Car keys and house keys could be made redundant by our own heartbeats, according to a cyber-security expert from Edith Cowan University.
Dr Guanglou Zheng from ECU’s Security Research Institute is investigating how electrocardiogram (ECG) signals can be used to secure medical devices, unlock phones and even protect the smart homes and smart cars of the future.
Like fingerprints, ECG signals are unique to every person and keep on changing over time, which gives enough randomness to create keys for security purposes.
ECG machines are traditionally used in hospitals to detect irregularities in a heart’s rhythm, however they’re also becoming increasingly common for health monitoring in wearable fitness devices.
ECG keys have been studied for credit card payment, medical device protection and personal electronic items security.
Dr Zheng believes it’s only a matter of time before ECG signals are harnessed for user authentication purposes.
“We’re seeing more and more devices with built-in ECG monitors utilised to track users’ health and fitness data,” he said.
“It’s relatively simple to use these ECG signals in the same way we’re currently using other biometric security systems like fingerprints and facial recognition for authentication.
“The challenge for security researchers is how we ensure the systems and the signals themselves are secure.”
A unique binary sequence can be generated from a user’s ECG signals, which is then used as a -security key (like a very long random password) to identify the user.

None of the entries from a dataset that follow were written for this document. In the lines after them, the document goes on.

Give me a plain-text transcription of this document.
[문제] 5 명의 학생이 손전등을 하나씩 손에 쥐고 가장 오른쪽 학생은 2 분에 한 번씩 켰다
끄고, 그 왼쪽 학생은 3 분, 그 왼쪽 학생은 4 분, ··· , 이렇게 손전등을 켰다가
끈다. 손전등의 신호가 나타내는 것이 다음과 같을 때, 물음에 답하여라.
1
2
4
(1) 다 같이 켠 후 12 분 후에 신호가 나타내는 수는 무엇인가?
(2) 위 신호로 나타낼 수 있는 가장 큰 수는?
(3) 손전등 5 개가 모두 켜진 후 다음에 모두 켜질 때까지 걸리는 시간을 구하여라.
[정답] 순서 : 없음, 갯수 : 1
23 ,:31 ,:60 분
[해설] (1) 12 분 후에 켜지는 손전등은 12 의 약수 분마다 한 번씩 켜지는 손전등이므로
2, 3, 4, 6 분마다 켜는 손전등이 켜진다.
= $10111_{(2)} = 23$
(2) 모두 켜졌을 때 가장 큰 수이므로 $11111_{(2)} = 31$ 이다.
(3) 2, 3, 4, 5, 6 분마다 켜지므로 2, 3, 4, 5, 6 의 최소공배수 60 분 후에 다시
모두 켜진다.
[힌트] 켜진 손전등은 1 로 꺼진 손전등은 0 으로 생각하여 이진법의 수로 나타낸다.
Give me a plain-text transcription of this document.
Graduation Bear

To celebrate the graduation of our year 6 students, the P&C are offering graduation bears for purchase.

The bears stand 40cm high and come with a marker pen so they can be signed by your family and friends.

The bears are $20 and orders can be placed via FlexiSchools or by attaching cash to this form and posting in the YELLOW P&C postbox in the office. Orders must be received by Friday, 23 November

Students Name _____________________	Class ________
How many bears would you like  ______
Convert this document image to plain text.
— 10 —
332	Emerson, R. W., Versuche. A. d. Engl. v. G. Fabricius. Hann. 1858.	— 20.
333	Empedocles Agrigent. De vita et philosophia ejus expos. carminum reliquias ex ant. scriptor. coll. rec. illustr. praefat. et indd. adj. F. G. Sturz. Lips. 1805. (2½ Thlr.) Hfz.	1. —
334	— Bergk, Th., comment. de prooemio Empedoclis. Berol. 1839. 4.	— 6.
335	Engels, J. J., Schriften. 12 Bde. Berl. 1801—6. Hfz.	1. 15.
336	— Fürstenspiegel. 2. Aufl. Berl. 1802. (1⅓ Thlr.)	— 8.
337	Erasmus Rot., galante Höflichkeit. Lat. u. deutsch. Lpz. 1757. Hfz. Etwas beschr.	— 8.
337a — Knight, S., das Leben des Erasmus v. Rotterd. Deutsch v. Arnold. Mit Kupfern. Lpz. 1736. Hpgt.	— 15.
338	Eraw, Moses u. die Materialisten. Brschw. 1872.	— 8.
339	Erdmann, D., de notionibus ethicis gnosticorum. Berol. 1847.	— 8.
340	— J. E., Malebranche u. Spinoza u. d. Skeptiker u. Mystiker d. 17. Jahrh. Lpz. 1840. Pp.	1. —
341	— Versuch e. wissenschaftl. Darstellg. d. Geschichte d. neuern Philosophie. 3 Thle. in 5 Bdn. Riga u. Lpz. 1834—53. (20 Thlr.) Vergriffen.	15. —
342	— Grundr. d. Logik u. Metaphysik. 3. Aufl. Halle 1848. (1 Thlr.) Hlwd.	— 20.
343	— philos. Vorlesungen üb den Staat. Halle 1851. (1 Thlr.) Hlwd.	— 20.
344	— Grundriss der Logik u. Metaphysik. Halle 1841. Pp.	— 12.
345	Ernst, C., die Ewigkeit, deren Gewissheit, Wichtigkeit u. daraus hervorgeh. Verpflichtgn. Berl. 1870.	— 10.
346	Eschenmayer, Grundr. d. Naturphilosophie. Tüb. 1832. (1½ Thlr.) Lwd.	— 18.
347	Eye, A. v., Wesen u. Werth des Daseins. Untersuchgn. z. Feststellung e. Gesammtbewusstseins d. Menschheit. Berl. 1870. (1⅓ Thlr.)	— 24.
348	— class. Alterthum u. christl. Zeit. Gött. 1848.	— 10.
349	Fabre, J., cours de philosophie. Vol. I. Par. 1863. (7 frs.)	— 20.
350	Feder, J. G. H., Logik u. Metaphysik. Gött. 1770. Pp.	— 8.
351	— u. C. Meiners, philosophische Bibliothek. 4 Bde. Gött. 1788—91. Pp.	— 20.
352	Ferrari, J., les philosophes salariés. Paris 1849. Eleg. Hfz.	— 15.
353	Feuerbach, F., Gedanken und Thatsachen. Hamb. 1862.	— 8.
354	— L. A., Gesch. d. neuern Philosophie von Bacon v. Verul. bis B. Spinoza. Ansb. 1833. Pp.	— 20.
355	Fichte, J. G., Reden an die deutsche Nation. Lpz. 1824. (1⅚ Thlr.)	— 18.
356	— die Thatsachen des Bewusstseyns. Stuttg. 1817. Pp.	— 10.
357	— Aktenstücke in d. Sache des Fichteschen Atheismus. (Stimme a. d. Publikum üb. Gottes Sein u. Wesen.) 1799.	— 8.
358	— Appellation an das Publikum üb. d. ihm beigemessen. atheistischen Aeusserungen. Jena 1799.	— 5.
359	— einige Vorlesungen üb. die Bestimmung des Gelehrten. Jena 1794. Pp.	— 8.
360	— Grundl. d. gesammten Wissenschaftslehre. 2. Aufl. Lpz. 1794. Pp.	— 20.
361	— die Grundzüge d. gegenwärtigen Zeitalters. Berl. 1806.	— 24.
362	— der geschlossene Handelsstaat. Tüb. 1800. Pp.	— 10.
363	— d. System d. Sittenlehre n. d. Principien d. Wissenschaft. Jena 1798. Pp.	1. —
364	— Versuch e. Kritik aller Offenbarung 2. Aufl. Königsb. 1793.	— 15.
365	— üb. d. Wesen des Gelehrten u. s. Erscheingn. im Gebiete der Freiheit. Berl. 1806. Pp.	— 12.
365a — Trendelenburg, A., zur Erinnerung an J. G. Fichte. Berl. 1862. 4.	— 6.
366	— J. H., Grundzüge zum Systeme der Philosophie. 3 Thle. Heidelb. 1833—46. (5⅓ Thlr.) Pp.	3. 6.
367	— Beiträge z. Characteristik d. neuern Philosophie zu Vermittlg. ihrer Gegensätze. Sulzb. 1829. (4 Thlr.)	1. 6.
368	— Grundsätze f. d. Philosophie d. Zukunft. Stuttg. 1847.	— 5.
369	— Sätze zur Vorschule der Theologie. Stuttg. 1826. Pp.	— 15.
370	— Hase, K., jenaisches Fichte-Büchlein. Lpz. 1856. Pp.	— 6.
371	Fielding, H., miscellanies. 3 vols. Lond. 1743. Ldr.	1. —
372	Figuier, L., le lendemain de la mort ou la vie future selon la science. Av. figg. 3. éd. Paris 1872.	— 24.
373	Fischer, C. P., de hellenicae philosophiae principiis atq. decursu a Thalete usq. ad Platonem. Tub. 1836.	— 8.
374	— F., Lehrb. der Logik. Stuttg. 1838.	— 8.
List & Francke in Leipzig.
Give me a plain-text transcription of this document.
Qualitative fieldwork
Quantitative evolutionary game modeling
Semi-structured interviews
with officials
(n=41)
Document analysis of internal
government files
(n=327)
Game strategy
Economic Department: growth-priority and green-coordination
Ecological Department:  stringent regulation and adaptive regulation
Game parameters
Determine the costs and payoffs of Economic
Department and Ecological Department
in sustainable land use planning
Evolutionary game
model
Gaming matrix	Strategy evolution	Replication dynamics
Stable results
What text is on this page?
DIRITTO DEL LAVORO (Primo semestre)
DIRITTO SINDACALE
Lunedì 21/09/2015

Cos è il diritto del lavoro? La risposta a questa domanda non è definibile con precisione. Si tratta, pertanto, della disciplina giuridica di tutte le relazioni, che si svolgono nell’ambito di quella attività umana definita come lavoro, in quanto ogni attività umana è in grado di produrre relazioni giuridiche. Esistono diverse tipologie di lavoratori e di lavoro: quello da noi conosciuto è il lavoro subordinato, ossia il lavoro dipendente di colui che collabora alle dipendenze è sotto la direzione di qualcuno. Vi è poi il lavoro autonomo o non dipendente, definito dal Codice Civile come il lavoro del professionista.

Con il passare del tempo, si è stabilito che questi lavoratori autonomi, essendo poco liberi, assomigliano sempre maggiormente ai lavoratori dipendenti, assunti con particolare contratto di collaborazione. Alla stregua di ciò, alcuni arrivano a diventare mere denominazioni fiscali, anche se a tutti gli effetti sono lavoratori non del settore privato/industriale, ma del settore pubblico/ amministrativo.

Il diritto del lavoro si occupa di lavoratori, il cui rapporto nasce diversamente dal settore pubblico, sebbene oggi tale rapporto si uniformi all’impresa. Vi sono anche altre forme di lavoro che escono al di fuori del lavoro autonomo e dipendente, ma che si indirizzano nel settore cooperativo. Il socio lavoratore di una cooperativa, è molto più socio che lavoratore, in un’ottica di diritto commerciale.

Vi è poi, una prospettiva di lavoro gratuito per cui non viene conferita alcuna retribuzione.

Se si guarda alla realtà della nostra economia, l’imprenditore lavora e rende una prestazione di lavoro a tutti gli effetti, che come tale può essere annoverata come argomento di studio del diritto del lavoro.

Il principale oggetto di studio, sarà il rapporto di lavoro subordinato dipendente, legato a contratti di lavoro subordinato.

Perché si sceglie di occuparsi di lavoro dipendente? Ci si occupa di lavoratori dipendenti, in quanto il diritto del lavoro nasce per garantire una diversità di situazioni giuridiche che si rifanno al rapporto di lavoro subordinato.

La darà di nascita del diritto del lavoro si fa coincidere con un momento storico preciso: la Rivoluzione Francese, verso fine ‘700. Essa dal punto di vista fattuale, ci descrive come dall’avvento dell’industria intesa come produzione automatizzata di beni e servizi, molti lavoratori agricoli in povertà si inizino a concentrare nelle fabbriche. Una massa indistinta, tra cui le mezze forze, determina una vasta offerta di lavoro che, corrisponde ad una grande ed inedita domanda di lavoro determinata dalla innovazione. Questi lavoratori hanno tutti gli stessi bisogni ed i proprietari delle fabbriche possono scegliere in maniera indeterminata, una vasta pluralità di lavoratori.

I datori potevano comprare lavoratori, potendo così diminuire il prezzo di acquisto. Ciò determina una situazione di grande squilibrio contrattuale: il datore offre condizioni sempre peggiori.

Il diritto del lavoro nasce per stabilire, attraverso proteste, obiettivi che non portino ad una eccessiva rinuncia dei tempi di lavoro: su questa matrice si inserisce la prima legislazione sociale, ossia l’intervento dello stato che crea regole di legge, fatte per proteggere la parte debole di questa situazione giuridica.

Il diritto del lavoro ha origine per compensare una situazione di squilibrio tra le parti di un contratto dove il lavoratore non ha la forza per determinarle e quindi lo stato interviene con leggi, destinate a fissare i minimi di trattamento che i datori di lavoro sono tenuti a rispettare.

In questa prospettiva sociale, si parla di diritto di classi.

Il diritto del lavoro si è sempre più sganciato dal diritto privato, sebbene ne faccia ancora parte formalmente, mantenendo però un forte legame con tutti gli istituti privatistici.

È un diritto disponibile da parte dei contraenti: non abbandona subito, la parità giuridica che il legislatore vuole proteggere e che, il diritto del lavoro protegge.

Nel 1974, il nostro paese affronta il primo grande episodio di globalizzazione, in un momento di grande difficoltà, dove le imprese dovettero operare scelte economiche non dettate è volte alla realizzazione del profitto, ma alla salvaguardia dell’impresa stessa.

Applications in medical devices
Dr Zheng and his colleagues are focussing much of their work on using ECG signals to secure medical devices implanted in our bodies.
These devices, such as pacemakers, defibrillators, insulin delivery systems and neuro stimulators, are not currently designed with security in mind.
“These devices have some disturbing vulnerabilities, primarily because the wireless communication channels between the devices and the programmer units that collect their data are not encrypted,” he said.
“Experiments have shown implantable medical devices are vulnerable to cyber attacks by an adversary with the right tools and motivations.
“This could be used to steal a patient’s personal medical information or reprogram a unit to malfunction and injure, or even kill a patient.”
In recent research published in the IEEE Sensors Journal, Dr Zheng and his colleagues evaluated security solutions for ECG signals in wearable and implantable medical devices like pacemakers.